Thursday, 2 February 2012

Books Read: Suzanne Bugler - The Child Inside

Source - Received from publisher for review

As a teenager, Rachel lived through the death of a friend and discovered that even the most enchanted of lives can be easily shattered. 

When tragedy strikes her own life as an adult, and she loses her unborn child, Rachel ought to turn to her husband for support.  But in trying to protect one another, she and Andrew end up further apart than ever and Rachel finds herself resentful and lonely.

Haunted by the past, she contacts the brother of her old friend and the two of them are drawn into a dangerous and destructive affair.  But betrayal comes at a high price, and having lost one child, how can she bear to face losing another?

Not sure how but I completely missed Suzanne Bugler's previous novel, This Perfect World, which was part of the 2011 Richard and Judy book club.  From all accounts it was a fantastic read so I was happy to accept a copy of this book to read and review as hoped that this book would be as good as her previous one sounded.

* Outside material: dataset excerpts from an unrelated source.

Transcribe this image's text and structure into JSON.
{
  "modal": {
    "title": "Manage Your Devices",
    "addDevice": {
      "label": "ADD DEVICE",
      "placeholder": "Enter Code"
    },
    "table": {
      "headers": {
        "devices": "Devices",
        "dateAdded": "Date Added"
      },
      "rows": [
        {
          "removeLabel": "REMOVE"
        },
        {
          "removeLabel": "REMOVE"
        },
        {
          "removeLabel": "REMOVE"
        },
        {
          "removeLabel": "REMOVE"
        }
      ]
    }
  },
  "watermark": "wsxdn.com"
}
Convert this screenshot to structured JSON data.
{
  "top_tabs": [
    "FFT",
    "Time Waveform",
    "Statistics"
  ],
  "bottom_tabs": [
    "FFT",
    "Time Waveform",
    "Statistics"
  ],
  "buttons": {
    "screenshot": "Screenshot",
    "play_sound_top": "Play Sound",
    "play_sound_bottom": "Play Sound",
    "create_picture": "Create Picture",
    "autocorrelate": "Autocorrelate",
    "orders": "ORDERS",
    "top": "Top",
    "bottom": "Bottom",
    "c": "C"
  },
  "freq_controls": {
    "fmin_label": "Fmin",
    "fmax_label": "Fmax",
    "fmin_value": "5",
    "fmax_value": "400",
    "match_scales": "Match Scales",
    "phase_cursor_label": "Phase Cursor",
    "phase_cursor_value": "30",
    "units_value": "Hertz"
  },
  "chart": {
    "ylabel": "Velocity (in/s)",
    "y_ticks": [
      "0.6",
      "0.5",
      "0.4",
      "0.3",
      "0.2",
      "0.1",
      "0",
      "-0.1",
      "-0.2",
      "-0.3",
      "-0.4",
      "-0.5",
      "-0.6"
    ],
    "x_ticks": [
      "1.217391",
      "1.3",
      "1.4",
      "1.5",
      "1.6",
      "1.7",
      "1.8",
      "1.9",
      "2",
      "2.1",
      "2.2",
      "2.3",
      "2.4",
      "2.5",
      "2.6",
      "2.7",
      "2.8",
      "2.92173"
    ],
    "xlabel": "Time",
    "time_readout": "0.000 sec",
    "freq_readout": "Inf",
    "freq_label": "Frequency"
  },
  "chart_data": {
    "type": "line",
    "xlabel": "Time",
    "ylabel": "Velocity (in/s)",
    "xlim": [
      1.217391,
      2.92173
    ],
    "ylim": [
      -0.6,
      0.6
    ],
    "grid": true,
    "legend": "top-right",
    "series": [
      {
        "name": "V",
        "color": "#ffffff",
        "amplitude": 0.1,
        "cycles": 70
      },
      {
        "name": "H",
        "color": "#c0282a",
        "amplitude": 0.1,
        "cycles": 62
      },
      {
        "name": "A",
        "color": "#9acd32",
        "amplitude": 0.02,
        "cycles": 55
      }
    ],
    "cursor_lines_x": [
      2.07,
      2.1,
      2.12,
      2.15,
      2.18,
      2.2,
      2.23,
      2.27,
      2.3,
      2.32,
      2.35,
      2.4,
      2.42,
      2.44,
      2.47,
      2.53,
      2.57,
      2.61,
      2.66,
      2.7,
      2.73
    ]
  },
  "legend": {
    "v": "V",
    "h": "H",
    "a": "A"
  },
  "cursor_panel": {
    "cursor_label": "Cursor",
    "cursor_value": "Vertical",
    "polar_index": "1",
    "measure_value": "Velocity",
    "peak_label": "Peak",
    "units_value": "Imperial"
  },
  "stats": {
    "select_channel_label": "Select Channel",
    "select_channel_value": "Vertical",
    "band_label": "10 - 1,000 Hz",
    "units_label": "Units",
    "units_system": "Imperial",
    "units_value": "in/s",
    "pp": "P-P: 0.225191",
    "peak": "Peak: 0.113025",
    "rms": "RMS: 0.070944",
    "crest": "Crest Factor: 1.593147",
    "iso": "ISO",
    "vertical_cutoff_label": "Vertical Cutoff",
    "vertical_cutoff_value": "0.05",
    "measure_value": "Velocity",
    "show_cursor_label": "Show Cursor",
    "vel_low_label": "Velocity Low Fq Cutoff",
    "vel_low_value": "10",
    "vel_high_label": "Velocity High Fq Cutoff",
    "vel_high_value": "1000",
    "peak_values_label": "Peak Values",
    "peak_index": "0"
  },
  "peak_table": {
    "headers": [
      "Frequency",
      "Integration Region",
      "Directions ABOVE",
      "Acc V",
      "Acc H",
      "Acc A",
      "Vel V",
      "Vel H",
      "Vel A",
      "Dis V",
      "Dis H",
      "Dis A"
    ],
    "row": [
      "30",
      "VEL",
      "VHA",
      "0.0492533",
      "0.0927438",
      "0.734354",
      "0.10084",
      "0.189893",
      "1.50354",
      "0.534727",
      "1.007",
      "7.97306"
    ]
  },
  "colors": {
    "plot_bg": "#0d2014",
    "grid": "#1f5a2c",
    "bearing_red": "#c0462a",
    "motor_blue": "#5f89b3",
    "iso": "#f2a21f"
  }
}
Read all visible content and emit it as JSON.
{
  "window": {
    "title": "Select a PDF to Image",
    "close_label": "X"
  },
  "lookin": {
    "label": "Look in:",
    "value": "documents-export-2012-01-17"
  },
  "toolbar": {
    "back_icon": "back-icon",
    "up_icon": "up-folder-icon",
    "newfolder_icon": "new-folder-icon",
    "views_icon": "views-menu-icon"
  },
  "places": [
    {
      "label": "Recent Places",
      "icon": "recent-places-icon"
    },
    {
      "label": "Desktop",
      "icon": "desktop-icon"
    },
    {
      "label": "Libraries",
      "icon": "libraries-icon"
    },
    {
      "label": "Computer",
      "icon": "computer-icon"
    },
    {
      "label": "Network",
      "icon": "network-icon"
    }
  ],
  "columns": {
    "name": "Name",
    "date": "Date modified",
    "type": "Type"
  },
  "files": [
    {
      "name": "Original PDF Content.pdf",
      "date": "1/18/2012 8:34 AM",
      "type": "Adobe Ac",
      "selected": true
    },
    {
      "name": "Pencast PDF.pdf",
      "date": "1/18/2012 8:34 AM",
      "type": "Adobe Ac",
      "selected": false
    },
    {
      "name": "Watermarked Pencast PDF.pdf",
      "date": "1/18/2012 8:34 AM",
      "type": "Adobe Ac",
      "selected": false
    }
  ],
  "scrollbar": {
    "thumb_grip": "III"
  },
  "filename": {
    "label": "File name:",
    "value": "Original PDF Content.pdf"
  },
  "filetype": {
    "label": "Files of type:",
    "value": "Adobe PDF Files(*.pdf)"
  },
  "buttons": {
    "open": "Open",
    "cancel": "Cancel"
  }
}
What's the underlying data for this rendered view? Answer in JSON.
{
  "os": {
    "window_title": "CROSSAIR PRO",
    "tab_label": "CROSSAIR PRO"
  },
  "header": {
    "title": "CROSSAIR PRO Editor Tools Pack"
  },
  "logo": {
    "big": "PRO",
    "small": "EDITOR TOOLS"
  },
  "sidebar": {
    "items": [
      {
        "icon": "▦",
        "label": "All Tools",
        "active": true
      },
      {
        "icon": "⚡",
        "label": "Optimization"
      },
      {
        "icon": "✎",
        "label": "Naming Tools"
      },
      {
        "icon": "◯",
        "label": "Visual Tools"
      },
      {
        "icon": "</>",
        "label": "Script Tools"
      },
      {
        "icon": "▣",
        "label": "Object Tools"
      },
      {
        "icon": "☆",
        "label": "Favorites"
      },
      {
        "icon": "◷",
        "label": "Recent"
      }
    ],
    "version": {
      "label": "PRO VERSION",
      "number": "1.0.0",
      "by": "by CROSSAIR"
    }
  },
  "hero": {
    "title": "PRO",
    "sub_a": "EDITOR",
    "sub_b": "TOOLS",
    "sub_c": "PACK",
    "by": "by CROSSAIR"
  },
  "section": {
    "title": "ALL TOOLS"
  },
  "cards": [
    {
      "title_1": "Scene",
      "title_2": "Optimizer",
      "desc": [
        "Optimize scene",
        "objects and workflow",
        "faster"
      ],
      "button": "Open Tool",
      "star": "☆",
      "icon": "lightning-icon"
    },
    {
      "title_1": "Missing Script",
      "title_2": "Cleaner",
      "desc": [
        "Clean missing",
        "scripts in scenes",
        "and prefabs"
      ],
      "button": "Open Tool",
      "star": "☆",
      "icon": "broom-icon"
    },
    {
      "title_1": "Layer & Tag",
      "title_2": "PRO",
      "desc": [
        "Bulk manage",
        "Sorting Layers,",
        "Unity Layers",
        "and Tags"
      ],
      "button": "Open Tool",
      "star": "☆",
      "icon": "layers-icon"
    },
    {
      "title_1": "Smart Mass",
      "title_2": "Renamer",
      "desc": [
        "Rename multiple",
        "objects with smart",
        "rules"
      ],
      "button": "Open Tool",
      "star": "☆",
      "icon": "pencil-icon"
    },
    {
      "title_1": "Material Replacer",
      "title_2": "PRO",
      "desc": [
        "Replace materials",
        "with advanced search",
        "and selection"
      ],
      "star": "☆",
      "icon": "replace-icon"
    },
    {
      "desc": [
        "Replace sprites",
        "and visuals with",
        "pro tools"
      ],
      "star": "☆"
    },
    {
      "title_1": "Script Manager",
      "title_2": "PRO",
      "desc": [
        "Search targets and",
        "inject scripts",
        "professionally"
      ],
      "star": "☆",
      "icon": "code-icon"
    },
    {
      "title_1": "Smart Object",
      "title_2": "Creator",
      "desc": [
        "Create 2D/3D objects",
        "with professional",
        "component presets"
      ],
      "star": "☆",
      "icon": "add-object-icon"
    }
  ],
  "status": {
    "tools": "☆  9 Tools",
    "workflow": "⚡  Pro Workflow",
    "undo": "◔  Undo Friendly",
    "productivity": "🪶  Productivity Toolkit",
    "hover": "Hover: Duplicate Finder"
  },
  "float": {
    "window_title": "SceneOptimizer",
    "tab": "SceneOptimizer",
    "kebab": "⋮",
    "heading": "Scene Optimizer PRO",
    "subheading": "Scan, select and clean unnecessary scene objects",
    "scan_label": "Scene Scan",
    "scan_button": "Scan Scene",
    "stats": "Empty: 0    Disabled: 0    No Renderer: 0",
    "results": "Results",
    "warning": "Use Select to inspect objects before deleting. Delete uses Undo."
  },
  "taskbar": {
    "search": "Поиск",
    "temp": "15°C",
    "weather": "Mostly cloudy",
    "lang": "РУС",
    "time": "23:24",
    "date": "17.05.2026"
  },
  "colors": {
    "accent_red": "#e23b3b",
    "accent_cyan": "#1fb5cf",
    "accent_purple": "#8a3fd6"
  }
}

The book centres around Rachel who you can tell is very unhappy with her life and who is still struggling with the after effects of her stillborn daughter years ago.  She is also not willing to accept that her son, Jono, now a teenager is no longer her little boy who wants to be with her all the time.  Her marriage to Andrew is now also a shell with two people living as individuals and no longer as one happy unit.  

One day after dropping off her son at his friends, she encounters the mother of someone she used to hang around with which triggers deep hidden memories of when she used to be on the outside of the 'in-crowd' which Vanessa was the centre of and which ended when Vanessa died.  However, when she later visits the woman at her house she is shocked to discover that this woman is denying that she ever had a daughter.

Now that these memories have been unleashed she is not able to let things lie so she decides to seek out Vanessa's brother, Simon, to find out why his mother is denying her daughter.  What initially started out as curiosity, created by loneliness, soon turns into an illicit and dangerous affair with devastating effect on her family...

Although I did enjoy reading this book, I did also want to, at times, shake Rachel and tell her to get a grip of reality and pull herself together.  I'm sure we've all felt frustration and loneliness at times in our lives but that doesn't mean we're going to take actions that could cause upset to those around us.  This book certainly proves the point that all actions have consequences.